Interestingly, our current analysis identified the levels of NSE and Hb as independent risk factors in predicting IOM for RCC patients. However, there were certain limitations in the research. Firstly, this is a retrospective research, while some information was missing in the case history. Secondly, all medical records used in our analysis were collected from a single medical institution. This practice may have potentially introduced some bias. Thirdly, only 18 patients were diagnosed with IOM among 351 RCC patients in our study, which might need more data support in the future to make our conclusion more statistically reliable.

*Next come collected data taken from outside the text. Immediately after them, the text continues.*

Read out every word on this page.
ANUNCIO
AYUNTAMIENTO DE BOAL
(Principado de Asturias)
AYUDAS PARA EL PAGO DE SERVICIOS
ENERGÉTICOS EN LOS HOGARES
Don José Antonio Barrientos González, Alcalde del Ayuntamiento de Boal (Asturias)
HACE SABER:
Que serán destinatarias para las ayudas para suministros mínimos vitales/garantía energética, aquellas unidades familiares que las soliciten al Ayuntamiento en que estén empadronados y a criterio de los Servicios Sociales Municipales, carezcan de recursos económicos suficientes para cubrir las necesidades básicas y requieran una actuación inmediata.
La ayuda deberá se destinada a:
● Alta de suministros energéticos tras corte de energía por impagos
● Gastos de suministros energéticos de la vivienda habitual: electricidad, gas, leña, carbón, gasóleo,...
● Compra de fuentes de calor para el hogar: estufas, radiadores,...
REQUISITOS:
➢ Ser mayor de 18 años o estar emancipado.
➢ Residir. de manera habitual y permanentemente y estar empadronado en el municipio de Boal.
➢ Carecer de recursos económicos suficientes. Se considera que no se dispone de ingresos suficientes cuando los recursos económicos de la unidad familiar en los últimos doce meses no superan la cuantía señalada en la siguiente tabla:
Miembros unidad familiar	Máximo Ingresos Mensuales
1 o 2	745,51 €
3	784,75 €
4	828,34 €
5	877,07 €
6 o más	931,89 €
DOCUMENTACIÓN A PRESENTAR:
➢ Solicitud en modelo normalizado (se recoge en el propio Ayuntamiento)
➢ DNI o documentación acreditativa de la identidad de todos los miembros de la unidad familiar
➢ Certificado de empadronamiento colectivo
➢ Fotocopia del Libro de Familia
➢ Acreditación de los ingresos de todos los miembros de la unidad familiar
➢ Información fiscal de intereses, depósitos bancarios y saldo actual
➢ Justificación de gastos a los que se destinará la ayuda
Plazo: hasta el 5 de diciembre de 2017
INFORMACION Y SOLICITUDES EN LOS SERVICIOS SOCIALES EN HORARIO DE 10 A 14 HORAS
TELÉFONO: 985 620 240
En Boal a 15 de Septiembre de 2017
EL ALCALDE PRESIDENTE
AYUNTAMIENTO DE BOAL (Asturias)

Lastly, our study merely demonstrated correlations between alterations in the levels of NSE and Hb and IOM in patients with RCC. Our current data do not allow us to determine the mechanisms through which IOM results in the observed changes in the levels of NSE and Hb. Consequently, a prospective, multicenter study is warranted to verify the present results.

5. Conclusion

We showed that the levels of NSE and Hb are promising significant risk factors of IOM in patients with RCC. Furthermore, the combination of NSE and Hb data exhibited higher specificity. Therefore, we recommend intensive monitoring and radiological examinations (i.e., head CT or MRI) in all newly diagnosed RCC patients with NSE levels >49.5 ng/mL or Hb levels <102.5 g/L.